Author
Marion Zimmer Bradley, Elisabeth Waters
Elisabeth Waters (1952-)
Elisabeth Waters, born in Providence, Rhode Island, is an American fantasy writer. She won the Gryphon Award in 1989 for her first novel
Changing Fate. Since then, she has published a large number of short stories, some in the anthology series
Sword and Sorceress, which Waters now edits. Around 1980, Waters began working for Marion Zimmer Bradley, and continued to do so up until Bradley's death in 1999, finishing up the anthologies that were in progress at the time.

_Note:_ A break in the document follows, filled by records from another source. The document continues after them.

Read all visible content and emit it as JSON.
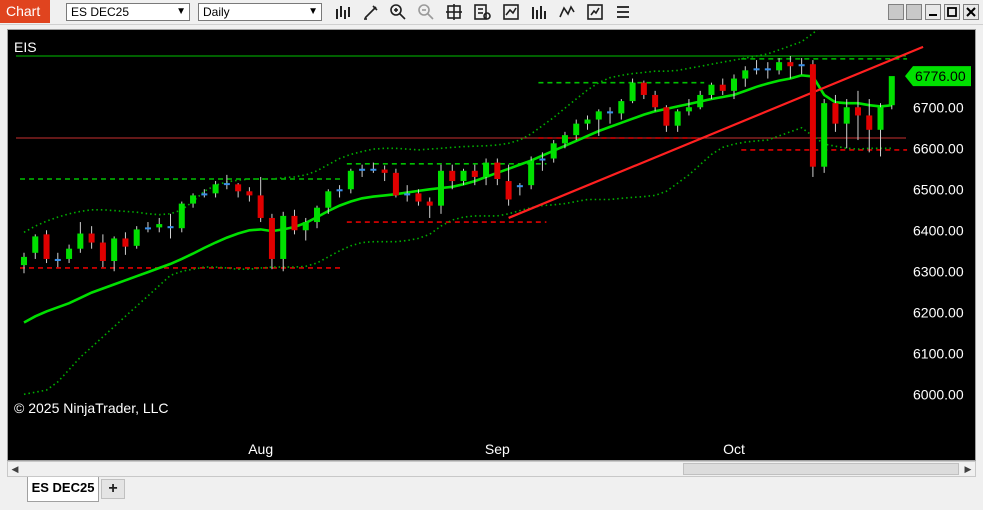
{
  "window": {
    "title": "Chart"
  },
  "toolbar": {
    "instrument": "ES DEC25",
    "interval": "Daily",
    "icons": [
      "bar-type-icon",
      "draw-tool-icon",
      "zoom-in-icon",
      "zoom-out-icon",
      "crosshair-icon",
      "data-box-icon",
      "strategies-icon",
      "indicators-icon",
      "templates-icon",
      "properties-icon",
      "more-icon"
    ]
  },
  "chart": {
    "instrument_label": "EIS",
    "copyright": "© 2025 NinjaTrader, LLC",
    "last_price_label": "6776.00",
    "colors": {
      "background": "#000000",
      "up": "#00e000",
      "down": "#e00000",
      "doji": "#3a8fe8",
      "sma": "#00e000",
      "bands": "#00b000",
      "hline_green": "#00c000",
      "hline_red": "#c83030",
      "trend": "#ff2020",
      "text": "#ffffff"
    }
  },
  "chart_data": {
    "type": "candlestick",
    "xlabels": [
      {
        "label": "Aug",
        "index": 21
      },
      {
        "label": "Sep",
        "index": 42
      },
      {
        "label": "Oct",
        "index": 63
      }
    ],
    "ylim": [
      5960,
      6920
    ],
    "yticks": [
      "6000.00",
      "6100.00",
      "6200.00",
      "6300.00",
      "6400.00",
      "6500.00",
      "6600.00",
      "6700.00"
    ],
    "yvalues": [
      6000,
      6100,
      6200,
      6300,
      6400,
      6500,
      6600,
      6700
    ],
    "hlines": [
      {
        "value": 6825,
        "color": "#00c000"
      },
      {
        "value": 6625,
        "color": "#c83030"
      }
    ],
    "trendline": [
      {
        "i": 43,
        "y": 6430
      },
      {
        "i": 78,
        "y": 6818
      }
    ],
    "dashed_levels": [
      {
        "i0": 0,
        "i1": 28,
        "y": 6525,
        "color": "#00c000"
      },
      {
        "i0": 0,
        "i1": 28,
        "y": 6308,
        "color": "#e00000"
      },
      {
        "i0": 29,
        "i1": 46,
        "y": 6562,
        "color": "#00c000"
      },
      {
        "i0": 29,
        "i1": 46,
        "y": 6420,
        "color": "#e00000"
      },
      {
        "i0": 46,
        "i1": 60,
        "y": 6760,
        "color": "#00c000"
      },
      {
        "i0": 46,
        "i1": 60,
        "y": 6625,
        "color": "#e00000"
      },
      {
        "i0": 64,
        "i1": 78,
        "y": 6818,
        "color": "#00c000"
      },
      {
        "i0": 64,
        "i1": 78,
        "y": 6596,
        "color": "#e00000"
      }
    ],
    "candles": [
      [
        6315,
        6345,
        6295,
        6335
      ],
      [
        6345,
        6390,
        6330,
        6385
      ],
      [
        6390,
        6400,
        6320,
        6330
      ],
      [
        6330,
        6345,
        6310,
        6325
      ],
      [
        6330,
        6365,
        6320,
        6355
      ],
      [
        6355,
        6420,
        6345,
        6392
      ],
      [
        6392,
        6410,
        6355,
        6370
      ],
      [
        6370,
        6390,
        6310,
        6325
      ],
      [
        6325,
        6385,
        6300,
        6380
      ],
      [
        6380,
        6395,
        6340,
        6360
      ],
      [
        6362,
        6410,
        6355,
        6402
      ],
      [
        6403,
        6420,
        6395,
        6407
      ],
      [
        6407,
        6430,
        6395,
        6415
      ],
      [
        6410,
        6440,
        6380,
        6405
      ],
      [
        6405,
        6470,
        6395,
        6465
      ],
      [
        6465,
        6490,
        6455,
        6485
      ],
      [
        6485,
        6500,
        6480,
        6490
      ],
      [
        6490,
        6520,
        6480,
        6512
      ],
      [
        6512,
        6535,
        6500,
        6515
      ],
      [
        6512,
        6515,
        6480,
        6495
      ],
      [
        6495,
        6505,
        6470,
        6485
      ],
      [
        6485,
        6530,
        6420,
        6430
      ],
      [
        6430,
        6440,
        6305,
        6330
      ],
      [
        6330,
        6445,
        6300,
        6435
      ],
      [
        6435,
        6450,
        6390,
        6400
      ],
      [
        6400,
        6430,
        6375,
        6420
      ],
      [
        6420,
        6460,
        6405,
        6455
      ],
      [
        6455,
        6500,
        6440,
        6495
      ],
      [
        6495,
        6510,
        6480,
        6500
      ],
      [
        6500,
        6550,
        6490,
        6545
      ],
      [
        6545,
        6560,
        6530,
        6550
      ],
      [
        6550,
        6565,
        6540,
        6548
      ],
      [
        6548,
        6558,
        6520,
        6540
      ],
      [
        6540,
        6550,
        6480,
        6485
      ],
      [
        6485,
        6510,
        6470,
        6490
      ],
      [
        6490,
        6500,
        6460,
        6470
      ],
      [
        6470,
        6480,
        6430,
        6460
      ],
      [
        6460,
        6560,
        6440,
        6545
      ],
      [
        6545,
        6560,
        6500,
        6520
      ],
      [
        6520,
        6550,
        6510,
        6545
      ],
      [
        6545,
        6560,
        6510,
        6530
      ],
      [
        6530,
        6575,
        6510,
        6565
      ],
      [
        6565,
        6575,
        6510,
        6525
      ],
      [
        6520,
        6560,
        6460,
        6475
      ],
      [
        6505,
        6515,
        6485,
        6510
      ],
      [
        6510,
        6580,
        6500,
        6570
      ],
      [
        6570,
        6590,
        6545,
        6575
      ],
      [
        6575,
        6620,
        6565,
        6612
      ],
      [
        6612,
        6640,
        6600,
        6632
      ],
      [
        6632,
        6670,
        6620,
        6660
      ],
      [
        6660,
        6680,
        6645,
        6670
      ],
      [
        6670,
        6695,
        6630,
        6690
      ],
      [
        6690,
        6700,
        6660,
        6685
      ],
      [
        6685,
        6720,
        6670,
        6715
      ],
      [
        6715,
        6770,
        6710,
        6760
      ],
      [
        6760,
        6765,
        6720,
        6730
      ],
      [
        6730,
        6740,
        6690,
        6700
      ],
      [
        6700,
        6705,
        6640,
        6655
      ],
      [
        6655,
        6695,
        6640,
        6690
      ],
      [
        6690,
        6720,
        6680,
        6700
      ],
      [
        6700,
        6740,
        6695,
        6730
      ],
      [
        6730,
        6760,
        6720,
        6755
      ],
      [
        6755,
        6770,
        6730,
        6740
      ],
      [
        6740,
        6780,
        6720,
        6770
      ],
      [
        6770,
        6800,
        6750,
        6790
      ],
      [
        6790,
        6815,
        6780,
        6795
      ],
      [
        6795,
        6810,
        6770,
        6790
      ],
      [
        6790,
        6820,
        6780,
        6810
      ],
      [
        6810,
        6825,
        6770,
        6800
      ],
      [
        6800,
        6820,
        6780,
        6805
      ],
      [
        6805,
        6815,
        6530,
        6555
      ],
      [
        6555,
        6720,
        6540,
        6710
      ],
      [
        6710,
        6730,
        6640,
        6660
      ],
      [
        6660,
        6720,
        6600,
        6700
      ],
      [
        6700,
        6740,
        6620,
        6680
      ],
      [
        6680,
        6720,
        6590,
        6645
      ],
      [
        6645,
        6710,
        6580,
        6700
      ],
      [
        6705,
        6775,
        6695,
        6776
      ]
    ],
    "sma": [
      6175,
      6190,
      6202,
      6212,
      6222,
      6235,
      6248,
      6258,
      6268,
      6278,
      6288,
      6298,
      6308,
      6318,
      6330,
      6343,
      6357,
      6370,
      6382,
      6392,
      6400,
      6402,
      6398,
      6402,
      6408,
      6418,
      6432,
      6447,
      6460,
      6470,
      6478,
      6482,
      6485,
      6488,
      6492,
      6496,
      6500,
      6503,
      6506,
      6512,
      6520,
      6530,
      6540,
      6550,
      6560,
      6570,
      6582,
      6594,
      6606,
      6618,
      6630,
      6642,
      6652,
      6662,
      6672,
      6682,
      6690,
      6696,
      6702,
      6708,
      6714,
      6720,
      6725,
      6730,
      6740,
      6750,
      6758,
      6765,
      6770,
      6778,
      6775,
      6730,
      6712,
      6710,
      6710,
      6705,
      6702,
      6705
    ],
    "upper_band": [
      6395,
      6410,
      6422,
      6432,
      6440,
      6446,
      6450,
      6450,
      6448,
      6446,
      6444,
      6440,
      6438,
      6440,
      6450,
      6470,
      6495,
      6510,
      6518,
      6522,
      6525,
      6525,
      6525,
      6528,
      6530,
      6535,
      6545,
      6560,
      6575,
      6585,
      6592,
      6598,
      6600,
      6600,
      6598,
      6596,
      6598,
      6600,
      6602,
      6604,
      6605,
      6606,
      6608,
      6612,
      6620,
      6635,
      6655,
      6675,
      6698,
      6720,
      6742,
      6760,
      6772,
      6778,
      6782,
      6785,
      6788,
      6788,
      6790,
      6795,
      6800,
      6805,
      6810,
      6815,
      6820,
      6825,
      6830,
      6840,
      6850,
      6860,
      6880,
      6905,
      6912,
      6912,
      6912,
      6912,
      6912,
      6912
    ],
    "lower_band": [
      6000,
      6005,
      6010,
      6030,
      6060,
      6090,
      6115,
      6140,
      6165,
      6190,
      6215,
      6240,
      6265,
      6290,
      6300,
      6305,
      6310,
      6310,
      6308,
      6305,
      6305,
      6308,
      6310,
      6310,
      6310,
      6312,
      6320,
      6335,
      6350,
      6362,
      6370,
      6372,
      6372,
      6372,
      6375,
      6380,
      6390,
      6410,
      6425,
      6432,
      6435,
      6435,
      6435,
      6440,
      6448,
      6455,
      6460,
      6462,
      6465,
      6470,
      6475,
      6475,
      6475,
      6478,
      6480,
      6482,
      6485,
      6495,
      6515,
      6535,
      6560,
      6585,
      6602,
      6610,
      6615,
      6618,
      6620,
      6630,
      6640,
      6650,
      6630,
      6610,
      6605,
      6600,
      6598,
      6600,
      6600,
      6600
    ]
  }
}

Marion Zimmer Bradley (1930 - 1999) Marion Zimmer was born in Albany, New York, in 1930, and grew up across the Hudson River on a farm in East Greenbush. She married Robert Alden Bradley in 1949. She received a B.A. from Hardin Simmons University, Texas, and did post-graduate work at the University of California, Berkeley, during which time she helped found the Society for Creative Anachronism. She sold her first story in 1952 and was a writer of note for over four decades. Bradley is best known for two signature series: the 'Darkover' science fantasy series and her Arthurian masterpiece,
The Mists of Avalon and its sequels. She also edited anthologies for 14 years and published
Marion Zimmer Bradley's Fantasy Magazine, which ran for 50 quarterly issues between 1988 and the end of 2000. Marion Zimmer Bradley died in Berkeley, California, on September 25, 1999, four days after suffering a major heart attack.